I'm doing Ex 3.20.2 in Brezis's book of Functional Analysis.
There is an isometry from a separable normed space $E$ into $\ell^\infty$.
My solution is different from the author's. Could you have a check on my attempt?
I posted my proof as an answer below, so I can accept my own answer and thus remove my question from unanswered list.
Let $G$ be a countable dense subset of $E$. For each $x \in E$, we define $f_x:\mathbb Rx \to \mathbb R, tx \mapsto t |x|$. Then $f_x \in (\mathbb Rx)'$, $\langle f_x, x\rangle = |x|$, and $\|f_x\|=1$. By Hahn-Banach theorem, $f_x$ admits an extension $g_x \in E'$ such that $\|g_x\| = 1$.

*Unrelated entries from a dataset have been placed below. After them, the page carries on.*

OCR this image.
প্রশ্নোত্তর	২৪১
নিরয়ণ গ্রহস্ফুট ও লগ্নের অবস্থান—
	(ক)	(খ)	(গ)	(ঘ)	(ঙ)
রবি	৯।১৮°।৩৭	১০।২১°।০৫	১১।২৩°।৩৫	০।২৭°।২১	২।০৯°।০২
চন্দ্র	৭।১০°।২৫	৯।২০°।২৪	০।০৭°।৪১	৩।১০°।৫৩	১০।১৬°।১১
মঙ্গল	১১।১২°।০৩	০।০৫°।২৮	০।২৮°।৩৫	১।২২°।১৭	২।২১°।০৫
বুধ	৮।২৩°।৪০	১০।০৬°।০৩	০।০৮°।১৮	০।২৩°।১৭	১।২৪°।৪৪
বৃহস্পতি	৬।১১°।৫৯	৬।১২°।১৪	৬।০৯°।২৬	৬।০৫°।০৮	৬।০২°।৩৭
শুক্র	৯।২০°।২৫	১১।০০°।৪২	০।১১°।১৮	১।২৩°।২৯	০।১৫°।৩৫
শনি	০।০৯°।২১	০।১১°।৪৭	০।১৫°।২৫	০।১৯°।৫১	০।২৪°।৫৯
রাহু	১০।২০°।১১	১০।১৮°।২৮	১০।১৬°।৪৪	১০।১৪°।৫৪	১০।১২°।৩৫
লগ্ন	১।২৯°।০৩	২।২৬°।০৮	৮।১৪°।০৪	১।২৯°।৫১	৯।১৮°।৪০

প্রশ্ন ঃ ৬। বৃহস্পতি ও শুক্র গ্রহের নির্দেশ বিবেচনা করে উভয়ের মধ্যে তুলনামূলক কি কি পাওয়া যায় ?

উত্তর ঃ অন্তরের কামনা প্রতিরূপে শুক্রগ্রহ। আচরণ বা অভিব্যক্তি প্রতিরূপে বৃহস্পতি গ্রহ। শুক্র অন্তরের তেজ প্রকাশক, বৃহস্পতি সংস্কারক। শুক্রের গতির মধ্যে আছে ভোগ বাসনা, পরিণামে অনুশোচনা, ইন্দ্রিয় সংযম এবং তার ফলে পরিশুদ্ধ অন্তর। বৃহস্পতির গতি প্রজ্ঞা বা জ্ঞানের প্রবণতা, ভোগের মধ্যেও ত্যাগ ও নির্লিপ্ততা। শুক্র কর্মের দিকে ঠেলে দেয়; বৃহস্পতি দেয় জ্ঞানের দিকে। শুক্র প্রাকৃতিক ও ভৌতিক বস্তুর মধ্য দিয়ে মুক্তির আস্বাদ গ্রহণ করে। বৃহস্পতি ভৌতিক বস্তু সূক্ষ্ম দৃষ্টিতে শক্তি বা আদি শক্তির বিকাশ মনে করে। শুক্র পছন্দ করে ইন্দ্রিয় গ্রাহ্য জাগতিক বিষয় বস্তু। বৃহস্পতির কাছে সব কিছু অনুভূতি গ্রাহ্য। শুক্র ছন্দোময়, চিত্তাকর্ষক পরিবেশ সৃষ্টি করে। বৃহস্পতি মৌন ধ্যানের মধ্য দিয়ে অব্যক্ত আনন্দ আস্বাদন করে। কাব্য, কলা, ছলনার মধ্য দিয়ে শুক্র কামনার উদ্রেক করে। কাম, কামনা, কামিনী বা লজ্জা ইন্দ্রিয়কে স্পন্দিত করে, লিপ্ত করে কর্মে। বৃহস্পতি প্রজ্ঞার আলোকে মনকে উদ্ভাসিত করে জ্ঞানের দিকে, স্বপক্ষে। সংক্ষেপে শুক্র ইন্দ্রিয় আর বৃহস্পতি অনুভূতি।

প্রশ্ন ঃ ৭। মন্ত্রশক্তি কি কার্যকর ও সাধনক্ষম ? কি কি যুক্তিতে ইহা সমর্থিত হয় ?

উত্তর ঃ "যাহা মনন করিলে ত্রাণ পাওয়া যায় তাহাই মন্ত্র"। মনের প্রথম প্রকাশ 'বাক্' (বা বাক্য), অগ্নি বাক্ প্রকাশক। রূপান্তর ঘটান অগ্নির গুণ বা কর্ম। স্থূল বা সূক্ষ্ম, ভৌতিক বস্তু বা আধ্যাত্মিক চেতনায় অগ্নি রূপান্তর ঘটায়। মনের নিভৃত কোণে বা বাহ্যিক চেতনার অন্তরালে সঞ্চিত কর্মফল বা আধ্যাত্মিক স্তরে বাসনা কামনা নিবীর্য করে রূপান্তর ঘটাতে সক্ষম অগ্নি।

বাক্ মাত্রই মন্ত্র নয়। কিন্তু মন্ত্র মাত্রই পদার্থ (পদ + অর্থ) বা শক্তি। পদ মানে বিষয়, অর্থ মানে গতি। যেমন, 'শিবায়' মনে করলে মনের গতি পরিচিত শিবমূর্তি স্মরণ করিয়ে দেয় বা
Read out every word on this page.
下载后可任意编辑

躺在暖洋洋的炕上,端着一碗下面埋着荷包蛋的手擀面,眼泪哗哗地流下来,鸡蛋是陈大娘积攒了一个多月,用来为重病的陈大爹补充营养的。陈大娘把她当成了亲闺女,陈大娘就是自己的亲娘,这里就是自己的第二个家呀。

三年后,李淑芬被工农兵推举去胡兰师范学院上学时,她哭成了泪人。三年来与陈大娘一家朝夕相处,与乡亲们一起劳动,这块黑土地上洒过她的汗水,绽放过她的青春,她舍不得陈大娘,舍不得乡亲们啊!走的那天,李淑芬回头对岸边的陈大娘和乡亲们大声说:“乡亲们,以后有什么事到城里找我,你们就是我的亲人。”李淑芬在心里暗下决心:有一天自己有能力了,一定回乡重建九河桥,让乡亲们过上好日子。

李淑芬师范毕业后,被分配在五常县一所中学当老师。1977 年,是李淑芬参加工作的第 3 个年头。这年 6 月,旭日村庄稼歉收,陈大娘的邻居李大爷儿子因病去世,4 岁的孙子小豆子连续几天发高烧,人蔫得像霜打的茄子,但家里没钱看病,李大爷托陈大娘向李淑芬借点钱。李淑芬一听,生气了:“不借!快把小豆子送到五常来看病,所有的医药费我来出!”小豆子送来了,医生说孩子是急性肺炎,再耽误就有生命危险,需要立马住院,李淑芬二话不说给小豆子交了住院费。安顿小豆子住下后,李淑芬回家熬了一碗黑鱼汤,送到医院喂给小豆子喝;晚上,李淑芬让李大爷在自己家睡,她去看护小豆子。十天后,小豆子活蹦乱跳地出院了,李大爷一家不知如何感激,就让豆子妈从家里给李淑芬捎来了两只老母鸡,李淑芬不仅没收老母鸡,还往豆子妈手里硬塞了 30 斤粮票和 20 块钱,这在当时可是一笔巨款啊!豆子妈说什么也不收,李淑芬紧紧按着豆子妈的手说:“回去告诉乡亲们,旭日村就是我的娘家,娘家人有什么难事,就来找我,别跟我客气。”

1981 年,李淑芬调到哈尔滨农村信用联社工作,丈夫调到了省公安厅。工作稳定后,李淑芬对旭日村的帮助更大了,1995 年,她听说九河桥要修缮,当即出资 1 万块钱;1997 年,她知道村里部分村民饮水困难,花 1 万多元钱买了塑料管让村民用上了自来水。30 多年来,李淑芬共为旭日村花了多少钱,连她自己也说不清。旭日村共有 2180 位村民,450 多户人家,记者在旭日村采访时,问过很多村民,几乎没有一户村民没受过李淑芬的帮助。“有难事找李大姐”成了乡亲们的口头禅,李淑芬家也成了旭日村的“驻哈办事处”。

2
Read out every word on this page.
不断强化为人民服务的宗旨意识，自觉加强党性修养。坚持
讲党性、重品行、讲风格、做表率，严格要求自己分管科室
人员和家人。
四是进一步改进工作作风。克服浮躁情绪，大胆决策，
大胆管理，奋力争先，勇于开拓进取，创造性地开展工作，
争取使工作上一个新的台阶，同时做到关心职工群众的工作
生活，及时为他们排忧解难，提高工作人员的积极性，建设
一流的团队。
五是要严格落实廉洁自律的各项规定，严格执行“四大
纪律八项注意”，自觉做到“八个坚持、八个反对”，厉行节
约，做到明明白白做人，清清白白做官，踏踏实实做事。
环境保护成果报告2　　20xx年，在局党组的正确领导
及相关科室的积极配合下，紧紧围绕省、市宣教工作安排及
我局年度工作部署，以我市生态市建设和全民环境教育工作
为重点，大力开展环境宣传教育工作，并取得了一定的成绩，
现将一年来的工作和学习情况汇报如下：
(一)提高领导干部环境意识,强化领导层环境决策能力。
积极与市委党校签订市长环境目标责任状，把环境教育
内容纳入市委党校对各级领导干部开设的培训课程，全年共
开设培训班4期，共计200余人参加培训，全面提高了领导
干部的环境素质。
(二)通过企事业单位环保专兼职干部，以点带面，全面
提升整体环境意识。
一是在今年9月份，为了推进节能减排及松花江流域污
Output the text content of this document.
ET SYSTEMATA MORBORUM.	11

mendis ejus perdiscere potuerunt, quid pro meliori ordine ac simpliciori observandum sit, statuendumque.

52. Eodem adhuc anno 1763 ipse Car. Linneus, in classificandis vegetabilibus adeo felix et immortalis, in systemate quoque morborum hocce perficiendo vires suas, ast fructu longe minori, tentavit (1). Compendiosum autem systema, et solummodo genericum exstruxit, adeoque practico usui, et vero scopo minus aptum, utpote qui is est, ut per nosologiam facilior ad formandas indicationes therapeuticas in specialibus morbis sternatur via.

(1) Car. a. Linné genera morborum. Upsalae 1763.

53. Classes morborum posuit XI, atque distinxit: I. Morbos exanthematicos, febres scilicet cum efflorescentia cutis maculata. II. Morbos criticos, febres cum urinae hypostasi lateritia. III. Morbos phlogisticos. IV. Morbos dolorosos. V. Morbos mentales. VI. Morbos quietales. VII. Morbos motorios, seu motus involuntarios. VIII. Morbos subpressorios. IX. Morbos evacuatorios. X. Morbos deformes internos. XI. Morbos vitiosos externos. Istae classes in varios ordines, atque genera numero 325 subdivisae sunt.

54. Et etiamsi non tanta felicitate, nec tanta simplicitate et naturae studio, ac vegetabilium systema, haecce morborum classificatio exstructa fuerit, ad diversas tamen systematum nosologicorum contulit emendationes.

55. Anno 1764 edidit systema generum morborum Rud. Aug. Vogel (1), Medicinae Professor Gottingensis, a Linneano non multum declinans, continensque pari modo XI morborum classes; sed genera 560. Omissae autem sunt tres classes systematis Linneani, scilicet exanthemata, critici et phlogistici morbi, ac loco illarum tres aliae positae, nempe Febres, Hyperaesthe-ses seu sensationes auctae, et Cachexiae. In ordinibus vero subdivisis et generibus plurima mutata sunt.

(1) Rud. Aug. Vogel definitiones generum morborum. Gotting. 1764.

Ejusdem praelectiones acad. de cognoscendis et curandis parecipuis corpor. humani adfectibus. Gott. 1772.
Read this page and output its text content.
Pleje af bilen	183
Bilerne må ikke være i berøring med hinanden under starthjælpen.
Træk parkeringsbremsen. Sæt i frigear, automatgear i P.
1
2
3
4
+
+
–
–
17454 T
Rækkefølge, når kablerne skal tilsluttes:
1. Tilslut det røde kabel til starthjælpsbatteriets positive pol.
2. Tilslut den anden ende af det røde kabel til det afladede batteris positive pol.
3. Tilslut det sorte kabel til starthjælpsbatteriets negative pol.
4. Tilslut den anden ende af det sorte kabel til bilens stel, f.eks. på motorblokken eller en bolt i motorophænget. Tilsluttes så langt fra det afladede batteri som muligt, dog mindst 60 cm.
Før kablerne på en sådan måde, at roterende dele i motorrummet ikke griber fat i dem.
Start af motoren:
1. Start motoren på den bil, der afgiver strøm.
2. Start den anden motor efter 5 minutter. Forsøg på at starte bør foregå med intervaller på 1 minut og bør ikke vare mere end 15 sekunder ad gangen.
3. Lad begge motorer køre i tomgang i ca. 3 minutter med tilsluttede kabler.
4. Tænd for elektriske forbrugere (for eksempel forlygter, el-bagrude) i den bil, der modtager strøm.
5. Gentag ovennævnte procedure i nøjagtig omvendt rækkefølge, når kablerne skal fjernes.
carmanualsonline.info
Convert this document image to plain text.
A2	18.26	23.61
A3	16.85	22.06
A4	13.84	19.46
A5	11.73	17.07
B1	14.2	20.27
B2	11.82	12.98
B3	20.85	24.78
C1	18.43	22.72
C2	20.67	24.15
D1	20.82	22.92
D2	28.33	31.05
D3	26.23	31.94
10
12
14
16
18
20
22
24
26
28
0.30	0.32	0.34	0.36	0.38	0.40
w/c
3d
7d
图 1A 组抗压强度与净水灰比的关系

For each $x \in E$, there is a sequence $(x_n) \subseteq G$ such that $x_n \to x$. Then we define $T:E \to \ell^\infty$ by mapping $x \in E$ to the sequence $(\langle g_{x_n}, x \rangle)_n$. We have $$ \sup_{n} |\langle g_{x_n}, x \rangle| \le \sup_n \|g_{x_n} \| \cdot |x| = |x| < \infty. $$
Then $T(x)$ indeed belongs to $\ell^\infty$. Also, $$ \begin{aligned} |\langle g_{x_n}, x \rangle| &= |\langle g_{x_n}, x-x_n \rangle + \langle g_{x_n}, x_n \rangle| && \ge |\langle g_{x_n}, x_n \rangle| - |\langle g_{x_n}, x-x_n \rangle| \\ &= |x_n| - |\langle g_{x_n}, x-x_n \rangle| &&\ge |x_n| - |x-x_n|. \end{aligned} $$
It follows that $$ \lim_n |\langle g_{x_n}, x \rangle| \ge \lim_n |x_n| - \lim_n |x-x_n| = |x|. $$
This implies $$ \sup_{n} |\langle g_{x_n}, x \rangle| = |x|. $$
Then $T$ is the required isometry.